La Suprema Corte, tuttavia, respinge tale tesi, richiamando un proprio precedente del 2005 (Cass. n. 3772/2005), in base al quale, se è vero, in linea generale, che le controversie in materia societaria possono formare oggetto di compromesso, deve pur tuttavia escludersi la compromettibilità in arbitri di quelle controversie che abbiano ad oggetto interessi della società o che riguardino la violazione di norme poste a tutela dell’interesse collettivo dei soci o dei terzi. Nello specifico, l’area dell’indisponibilità deve ritenersi circoscritta a quegli interessi protetti da norme inderogabili, la cui violazione determini una reazione dell’ordinamento svincolata da qualsiasi iniziativa di parte, quali le norme dirette a garantire la chiarezza e la precisione del bilancio di esercizio.

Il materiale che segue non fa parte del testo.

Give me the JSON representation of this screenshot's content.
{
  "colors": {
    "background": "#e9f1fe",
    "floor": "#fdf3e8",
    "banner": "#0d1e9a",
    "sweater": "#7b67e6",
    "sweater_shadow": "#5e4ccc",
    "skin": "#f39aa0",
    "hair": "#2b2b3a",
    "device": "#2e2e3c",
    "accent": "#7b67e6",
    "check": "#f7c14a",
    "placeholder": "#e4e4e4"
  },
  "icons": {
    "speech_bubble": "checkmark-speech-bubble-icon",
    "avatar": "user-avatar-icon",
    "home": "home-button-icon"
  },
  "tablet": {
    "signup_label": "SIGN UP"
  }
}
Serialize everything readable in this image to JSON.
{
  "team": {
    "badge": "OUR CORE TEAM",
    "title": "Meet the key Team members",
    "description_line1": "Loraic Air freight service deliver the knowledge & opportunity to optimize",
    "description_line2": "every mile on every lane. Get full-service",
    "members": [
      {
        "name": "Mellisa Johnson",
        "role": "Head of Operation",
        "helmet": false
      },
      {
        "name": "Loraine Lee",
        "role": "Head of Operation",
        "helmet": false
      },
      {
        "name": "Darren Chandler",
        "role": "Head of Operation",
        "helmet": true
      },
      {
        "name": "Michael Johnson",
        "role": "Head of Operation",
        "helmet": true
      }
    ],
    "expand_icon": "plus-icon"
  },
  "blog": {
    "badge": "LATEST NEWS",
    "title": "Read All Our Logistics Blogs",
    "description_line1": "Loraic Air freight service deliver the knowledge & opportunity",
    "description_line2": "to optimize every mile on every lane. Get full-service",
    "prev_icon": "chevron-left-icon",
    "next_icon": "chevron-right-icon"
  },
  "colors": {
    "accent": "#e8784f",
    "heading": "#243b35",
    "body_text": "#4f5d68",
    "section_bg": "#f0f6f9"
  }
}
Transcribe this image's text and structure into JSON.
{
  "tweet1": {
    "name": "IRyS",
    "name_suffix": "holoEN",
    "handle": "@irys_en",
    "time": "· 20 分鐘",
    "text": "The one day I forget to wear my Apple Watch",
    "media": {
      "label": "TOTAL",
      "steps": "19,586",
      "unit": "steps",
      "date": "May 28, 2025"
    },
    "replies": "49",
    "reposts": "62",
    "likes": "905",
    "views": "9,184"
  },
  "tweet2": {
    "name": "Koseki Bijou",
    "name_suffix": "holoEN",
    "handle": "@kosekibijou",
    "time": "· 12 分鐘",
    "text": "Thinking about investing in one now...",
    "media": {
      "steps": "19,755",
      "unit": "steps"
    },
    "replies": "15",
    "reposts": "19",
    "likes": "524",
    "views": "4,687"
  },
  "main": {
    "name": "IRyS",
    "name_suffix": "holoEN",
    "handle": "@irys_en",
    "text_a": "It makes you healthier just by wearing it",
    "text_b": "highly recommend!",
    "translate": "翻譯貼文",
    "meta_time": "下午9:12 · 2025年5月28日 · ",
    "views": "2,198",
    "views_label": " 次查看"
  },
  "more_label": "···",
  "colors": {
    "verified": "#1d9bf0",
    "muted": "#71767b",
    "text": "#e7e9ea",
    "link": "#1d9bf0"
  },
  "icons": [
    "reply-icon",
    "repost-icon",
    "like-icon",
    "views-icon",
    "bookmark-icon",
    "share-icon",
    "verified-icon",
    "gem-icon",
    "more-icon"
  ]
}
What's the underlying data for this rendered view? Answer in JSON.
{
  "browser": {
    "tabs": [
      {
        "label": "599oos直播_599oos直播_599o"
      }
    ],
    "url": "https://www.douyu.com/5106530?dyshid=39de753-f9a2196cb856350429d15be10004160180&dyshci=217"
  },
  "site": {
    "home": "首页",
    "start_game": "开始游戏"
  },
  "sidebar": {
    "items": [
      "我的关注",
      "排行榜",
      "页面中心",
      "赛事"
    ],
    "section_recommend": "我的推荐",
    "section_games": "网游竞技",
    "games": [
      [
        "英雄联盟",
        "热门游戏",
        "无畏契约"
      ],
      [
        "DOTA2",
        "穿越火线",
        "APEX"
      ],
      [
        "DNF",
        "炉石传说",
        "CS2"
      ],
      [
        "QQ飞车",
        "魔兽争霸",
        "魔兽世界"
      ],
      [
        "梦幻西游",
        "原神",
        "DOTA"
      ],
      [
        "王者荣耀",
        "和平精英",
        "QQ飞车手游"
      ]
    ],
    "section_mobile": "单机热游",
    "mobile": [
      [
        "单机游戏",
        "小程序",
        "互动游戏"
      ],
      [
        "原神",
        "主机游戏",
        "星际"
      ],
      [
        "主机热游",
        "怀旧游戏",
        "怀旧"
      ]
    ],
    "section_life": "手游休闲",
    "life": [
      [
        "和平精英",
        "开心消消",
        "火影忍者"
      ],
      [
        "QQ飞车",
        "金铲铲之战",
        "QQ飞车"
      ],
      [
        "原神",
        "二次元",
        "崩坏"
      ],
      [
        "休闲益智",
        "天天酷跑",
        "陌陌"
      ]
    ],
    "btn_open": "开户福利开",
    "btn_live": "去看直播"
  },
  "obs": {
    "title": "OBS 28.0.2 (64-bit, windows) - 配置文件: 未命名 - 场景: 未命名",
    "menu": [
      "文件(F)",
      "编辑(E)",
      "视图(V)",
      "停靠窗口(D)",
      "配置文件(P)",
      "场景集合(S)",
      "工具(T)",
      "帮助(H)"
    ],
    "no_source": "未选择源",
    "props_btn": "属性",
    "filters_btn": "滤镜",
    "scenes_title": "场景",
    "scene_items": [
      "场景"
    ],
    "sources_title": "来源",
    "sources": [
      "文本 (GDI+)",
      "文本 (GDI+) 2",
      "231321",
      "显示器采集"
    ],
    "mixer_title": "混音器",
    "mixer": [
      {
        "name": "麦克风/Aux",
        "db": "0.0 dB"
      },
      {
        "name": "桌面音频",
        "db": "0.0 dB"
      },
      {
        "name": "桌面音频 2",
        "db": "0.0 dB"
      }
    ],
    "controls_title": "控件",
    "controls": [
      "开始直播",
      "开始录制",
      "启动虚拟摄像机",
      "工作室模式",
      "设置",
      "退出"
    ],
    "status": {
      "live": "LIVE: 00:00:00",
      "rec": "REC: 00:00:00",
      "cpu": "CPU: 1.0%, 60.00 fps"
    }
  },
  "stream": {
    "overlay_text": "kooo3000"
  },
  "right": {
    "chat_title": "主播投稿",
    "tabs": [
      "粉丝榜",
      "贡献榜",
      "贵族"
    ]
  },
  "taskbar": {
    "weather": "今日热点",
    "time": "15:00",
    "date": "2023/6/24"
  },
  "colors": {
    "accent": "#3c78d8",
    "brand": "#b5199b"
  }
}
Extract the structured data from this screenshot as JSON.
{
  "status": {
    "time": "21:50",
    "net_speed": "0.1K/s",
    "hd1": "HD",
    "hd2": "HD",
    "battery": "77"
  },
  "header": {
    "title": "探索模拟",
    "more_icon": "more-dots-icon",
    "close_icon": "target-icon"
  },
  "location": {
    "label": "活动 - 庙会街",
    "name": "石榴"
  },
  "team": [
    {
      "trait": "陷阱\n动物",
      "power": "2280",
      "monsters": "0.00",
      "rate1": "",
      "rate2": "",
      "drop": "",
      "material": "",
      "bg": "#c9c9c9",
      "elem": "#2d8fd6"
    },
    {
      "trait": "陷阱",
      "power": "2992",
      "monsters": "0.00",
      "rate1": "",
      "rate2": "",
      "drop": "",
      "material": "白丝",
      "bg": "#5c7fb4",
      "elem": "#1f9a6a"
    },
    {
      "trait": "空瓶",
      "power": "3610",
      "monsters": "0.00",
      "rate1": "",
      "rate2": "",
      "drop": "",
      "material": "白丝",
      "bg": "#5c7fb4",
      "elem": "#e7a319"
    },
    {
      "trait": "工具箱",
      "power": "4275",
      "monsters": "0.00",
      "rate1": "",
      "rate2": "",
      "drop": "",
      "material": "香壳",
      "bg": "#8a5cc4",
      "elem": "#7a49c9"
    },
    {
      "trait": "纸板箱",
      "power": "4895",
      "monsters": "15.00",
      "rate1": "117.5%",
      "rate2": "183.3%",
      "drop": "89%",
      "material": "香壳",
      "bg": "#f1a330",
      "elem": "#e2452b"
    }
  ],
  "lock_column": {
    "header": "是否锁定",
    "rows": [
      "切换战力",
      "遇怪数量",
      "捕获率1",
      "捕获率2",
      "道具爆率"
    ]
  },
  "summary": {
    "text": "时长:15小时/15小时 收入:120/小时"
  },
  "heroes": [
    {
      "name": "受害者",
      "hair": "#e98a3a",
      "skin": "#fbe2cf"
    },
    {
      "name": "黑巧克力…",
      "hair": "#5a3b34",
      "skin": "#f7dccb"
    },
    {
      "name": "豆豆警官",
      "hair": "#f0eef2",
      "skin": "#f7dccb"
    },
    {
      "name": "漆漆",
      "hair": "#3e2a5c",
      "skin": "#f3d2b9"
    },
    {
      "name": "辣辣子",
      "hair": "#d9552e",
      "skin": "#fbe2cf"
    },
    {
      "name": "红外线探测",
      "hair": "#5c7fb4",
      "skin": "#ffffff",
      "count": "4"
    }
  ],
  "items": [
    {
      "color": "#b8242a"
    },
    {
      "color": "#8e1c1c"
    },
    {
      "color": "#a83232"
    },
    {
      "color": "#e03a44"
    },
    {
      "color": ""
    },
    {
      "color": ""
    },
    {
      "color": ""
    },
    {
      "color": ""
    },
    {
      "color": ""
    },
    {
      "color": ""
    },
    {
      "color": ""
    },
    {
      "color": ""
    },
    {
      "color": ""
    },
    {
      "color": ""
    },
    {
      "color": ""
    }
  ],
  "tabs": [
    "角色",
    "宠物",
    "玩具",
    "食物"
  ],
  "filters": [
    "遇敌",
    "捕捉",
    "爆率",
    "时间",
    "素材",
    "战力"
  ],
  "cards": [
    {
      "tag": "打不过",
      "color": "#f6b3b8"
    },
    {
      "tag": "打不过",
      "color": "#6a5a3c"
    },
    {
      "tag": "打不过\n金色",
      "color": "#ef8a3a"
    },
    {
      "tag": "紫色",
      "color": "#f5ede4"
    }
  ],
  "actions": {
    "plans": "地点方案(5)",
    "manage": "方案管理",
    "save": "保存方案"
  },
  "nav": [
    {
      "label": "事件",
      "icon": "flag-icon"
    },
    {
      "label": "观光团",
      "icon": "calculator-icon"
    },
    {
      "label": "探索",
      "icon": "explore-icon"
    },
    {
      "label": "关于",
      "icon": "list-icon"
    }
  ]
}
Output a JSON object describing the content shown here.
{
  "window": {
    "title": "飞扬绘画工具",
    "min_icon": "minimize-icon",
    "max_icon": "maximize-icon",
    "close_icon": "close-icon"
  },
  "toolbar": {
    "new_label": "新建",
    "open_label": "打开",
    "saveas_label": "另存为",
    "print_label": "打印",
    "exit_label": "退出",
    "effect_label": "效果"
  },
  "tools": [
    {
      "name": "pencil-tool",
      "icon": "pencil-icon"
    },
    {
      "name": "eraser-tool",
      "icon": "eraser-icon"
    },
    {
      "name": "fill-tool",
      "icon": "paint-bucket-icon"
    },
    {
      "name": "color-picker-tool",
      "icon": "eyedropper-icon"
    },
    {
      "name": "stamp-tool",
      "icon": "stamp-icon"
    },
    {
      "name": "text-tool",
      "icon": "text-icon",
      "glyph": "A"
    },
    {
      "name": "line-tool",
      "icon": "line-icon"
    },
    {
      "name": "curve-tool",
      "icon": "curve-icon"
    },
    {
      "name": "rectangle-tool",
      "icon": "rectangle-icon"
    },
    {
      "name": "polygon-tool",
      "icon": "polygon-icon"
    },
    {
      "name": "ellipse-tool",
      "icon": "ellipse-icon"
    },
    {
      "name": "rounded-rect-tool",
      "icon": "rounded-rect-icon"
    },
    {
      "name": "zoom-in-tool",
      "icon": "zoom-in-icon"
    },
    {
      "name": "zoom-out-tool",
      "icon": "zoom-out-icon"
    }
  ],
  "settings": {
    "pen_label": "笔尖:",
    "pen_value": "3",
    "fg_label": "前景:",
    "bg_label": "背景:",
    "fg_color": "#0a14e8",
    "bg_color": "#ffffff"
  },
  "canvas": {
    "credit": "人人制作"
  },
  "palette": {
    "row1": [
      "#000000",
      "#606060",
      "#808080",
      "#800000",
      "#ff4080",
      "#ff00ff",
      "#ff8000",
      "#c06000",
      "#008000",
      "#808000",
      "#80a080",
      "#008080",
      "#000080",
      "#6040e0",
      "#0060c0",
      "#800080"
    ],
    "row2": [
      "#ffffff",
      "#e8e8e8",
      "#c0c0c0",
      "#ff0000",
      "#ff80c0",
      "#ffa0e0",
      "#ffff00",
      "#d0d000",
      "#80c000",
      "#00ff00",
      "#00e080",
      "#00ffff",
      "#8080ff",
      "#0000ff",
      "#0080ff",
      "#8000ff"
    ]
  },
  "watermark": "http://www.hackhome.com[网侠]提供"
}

In base a tale principio – prosegue la Suprema Corte – si è ritenuto che non possa essere devoluta al giudizio arbitrale la controversia relativa alla revoca per giusta causa di un amministratore di società in accomandita semplice disposta per la violazione delle disposizioni che prescrivono la precisione e la chiarezza dei bilanci, nonché l’obbligo di consentire ai soci il controllo della gestione sociale (Cass. n. 1739/1988).
Sul piano processuale, il ricorrente lamentava il difetto di contraddittorio nei confronti della sas, stante la mancata citazione, nel giudizio di merito successivo alla revoca del socio accomandatario dalla facoltà di amministrare con provvedimento giudiziale emesso ante causam, anche della società, nella persona dell’amministratore di nomina giudiziale.
Anche tale motivo di ricorso non viene accolto. Secondo la Cassazione, infatti, nelle società di persone, l’unificazione della collettività dei soci (che si manifesta con l’attribuzione alla società di un nome, di una sede, di un’amministrazione e di una rappresentanza) e l’autonomia patrimoniale del complesso dei beni destinati alla realizzazione degli scopi sociali costituiscono un congegno giuridico volto a consentire alla pluralità dei soci unitarietà di forme di azione, ma non valgono anche a dissolvere tale pluralità nell’unicità esclusiva di un ente “terzo”.
Sul piano processuale, è sufficiente la presenza in giudizio di tutti i soci
Pertanto, mentre sul piano sostanziale va esclusa, nei rapporti interni, una volontà o un interesse della società distinto e potenzialmente antagonista a quello dei soci, “sul piano processuale è sufficiente, ai fini di una rituale instaurazione del contraddittorio nei confronti della società, la presenza in giudizio di tutti i soci, facendo poi stato la pronuncia, nei confronti di questi emessa, anche nei riguardi della società stessa” (cfr., tra le altre, Cass. n. 7886/2006, 8570/2009).